Mrs McCall stresses that there will be no pressure on local communities to accept such a site, and that it will not be built anywhere that it does not have the full support of people living in the area.

“Communities will be right at the heart of the siting process, and a facility will be built where both a suitable site and a willing community are selected,” she says.

Waste packages would be placed in the disposal site by fork-lift truck

The process of choosing a site is expected to take between 15 and 20 years, and it is not expected that any waste will be disposed of until the 2040s at the earliest.

Suitable areas interested in hosting the site will be invited to form ‘community partnerships’, which will be eligible to receive up to £1 million a year during the investigation process.

Should the process reach the stage where detailed site investigations are carried out, the partnerships will then be entitled to receive up to £2.5 million. But an RWM spokesman says the real benefits will come for the area which is finally selected to host the plant.

Lowering waste packages into the GDF using an overhead crane

“It is a project on a similar scale to HS2,” he says. “There will be 550 jobs in any given year, but it will be much more than that during the construction phase.

“Then there are jobs in the supply chain, and these jobs will be there for 100 years or more.”

While the underground site would be vast, covering about eight square miles, the above-ground workings would be comparatively small, covering about 250 acres – similar to a medium-sized business park.

However, the difficulty will be in persuading communities about the benefits of such a development.

Councils respond

Councillor Peter Nutting, leader of Shropshire Council, says he would not want to see such a site in the county.

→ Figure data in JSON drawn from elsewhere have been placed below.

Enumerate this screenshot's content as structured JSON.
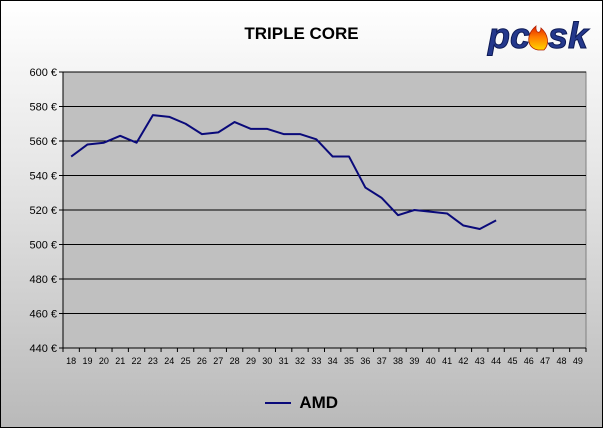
{
  "chart_data": {
    "type": "line",
    "title": "TRIPLE CORE",
    "xlabel": "",
    "ylabel": "",
    "categories": [
      "18",
      "19",
      "20",
      "21",
      "22",
      "23",
      "24",
      "25",
      "26",
      "27",
      "28",
      "29",
      "30",
      "31",
      "32",
      "33",
      "34",
      "35",
      "36",
      "37",
      "38",
      "39",
      "40",
      "41",
      "42",
      "43",
      "44",
      "45",
      "46",
      "47",
      "48",
      "49"
    ],
    "series": [
      {
        "name": "AMD",
        "color": "#0a0a7a",
        "values": [
          551,
          558,
          559,
          563,
          559,
          575,
          574,
          570,
          564,
          565,
          571,
          567,
          567,
          564,
          564,
          561,
          551,
          551,
          533,
          527,
          517,
          520,
          519,
          518,
          511,
          509,
          514,
          null,
          null,
          null,
          null,
          null
        ]
      }
    ],
    "ylim": [
      440,
      600
    ],
    "yticks": [
      440,
      460,
      480,
      500,
      520,
      540,
      560,
      580,
      600
    ],
    "ytick_labels": [
      "440 €",
      "460 €",
      "480 €",
      "500 €",
      "520 €",
      "540 €",
      "560 €",
      "580 €",
      "600 €"
    ],
    "grid": "horizontal",
    "plot_background": "#c0c0c0",
    "legend_position": "bottom"
  },
  "logo": {
    "text": "pcsk",
    "icon": "flame-icon"
  }
}
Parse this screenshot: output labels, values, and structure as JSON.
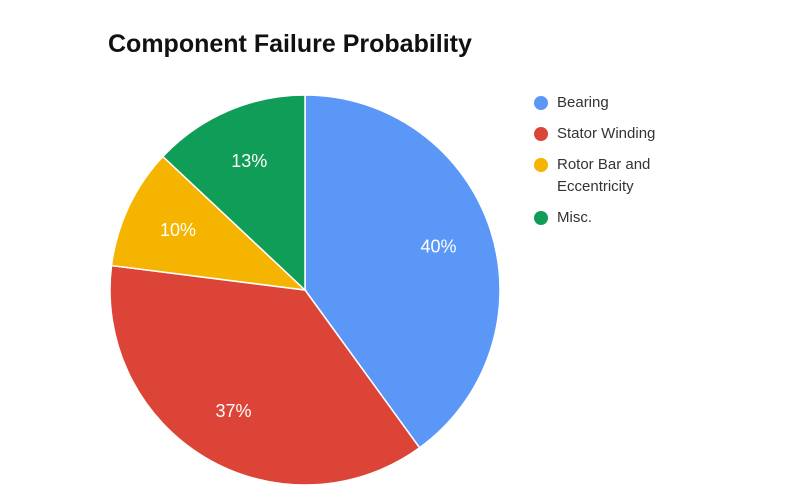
{
  "chart_data": {
    "type": "pie",
    "title": "Component Failure Probability",
    "legend_position": "right",
    "start_angle": "top, clockwise",
    "slices": [
      {
        "label": "Bearing",
        "value": 40,
        "display": "40%",
        "color": "#5b97f6"
      },
      {
        "label": "Stator Winding",
        "value": 37,
        "display": "37%",
        "color": "#db4437"
      },
      {
        "label": "Rotor Bar and Eccentricity",
        "value": 10,
        "display": "10%",
        "color": "#f4b400"
      },
      {
        "label": "Misc.",
        "value": 13,
        "display": "13%",
        "color": "#0f9d58"
      }
    ]
  }
}
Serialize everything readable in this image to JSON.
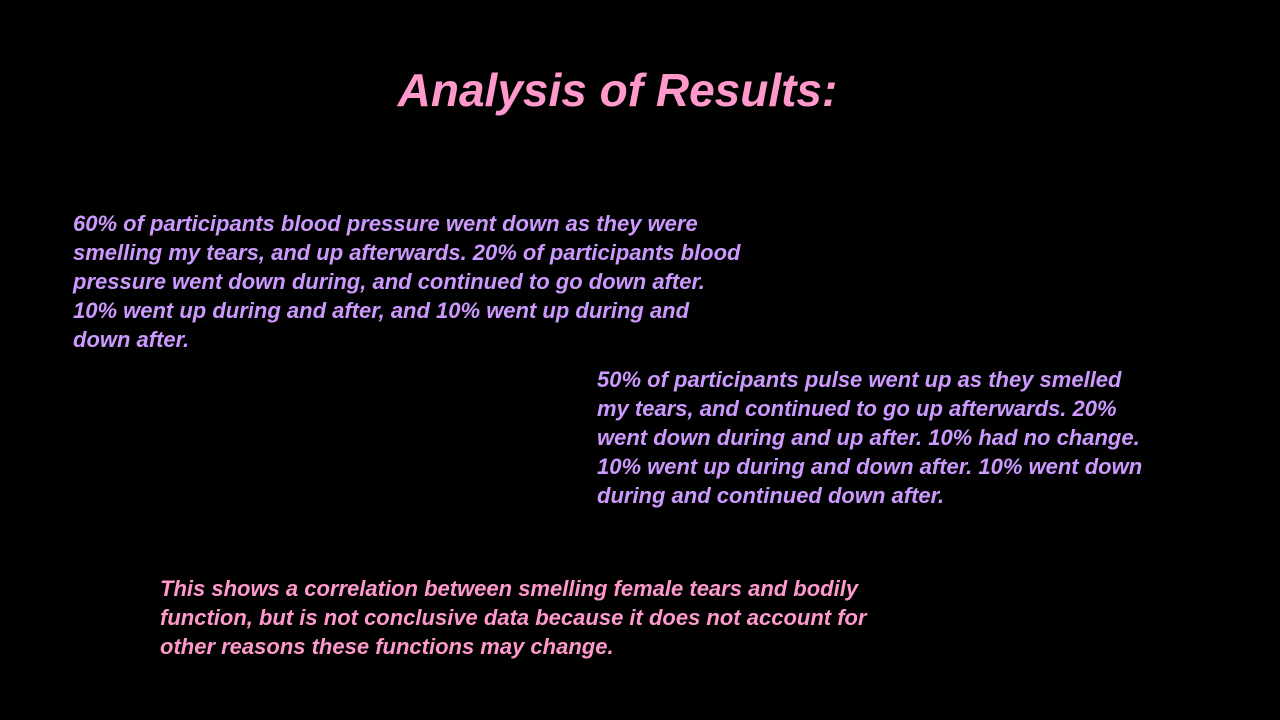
{
  "slide": {
    "title": "Analysis of Results:",
    "blood_pressure_lines": [
      "60% of participants blood pressure went down as they were",
      "smelling my tears, and up afterwards. 20% of participants blood",
      "pressure went down during, and continued to go down after.",
      "10% went up during and after, and 10% went up during and",
      "down after."
    ],
    "pulse_lines": [
      "50% of participants pulse went up as they smelled",
      "my tears, and continued to go up afterwards. 20%",
      "went down during and up after. 10% had no change.",
      "10% went up during and down after. 10% went down",
      "during and continued down after."
    ],
    "conclusion_lines": [
      "This shows a correlation between smelling female tears and bodily",
      "function, but is not conclusive data because it does not account for",
      "other reasons these functions may change."
    ]
  },
  "colors": {
    "background": "#000000",
    "title": "#ff99cc",
    "body_text": "#cc99ff",
    "conclusion_text": "#ff99cc"
  }
}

“The area concerned has a complex geology which would require much more detailed assessment,” he says.

“A high quality environment at the surface would be incompatible with such a facility. Shropshire Council therefore has no plans to consider supporting the location of such a facility in the county.”

Russell Griffin of Telford & Wrekin Council, said it was difficult to say whether the council would consider such a plan. He says: “At the moment it is just a proposal, until we know more it is difficult to say.”

Barbara Phillips, of Shrewsbury Friends of the Earth, says any such site would face fierce opposition.

“It’s such an enormously unknown quantity,” she says. “My feeling is if any local authority were to approach a particular community with a view to backing this, they would say they didn’t want it at all.”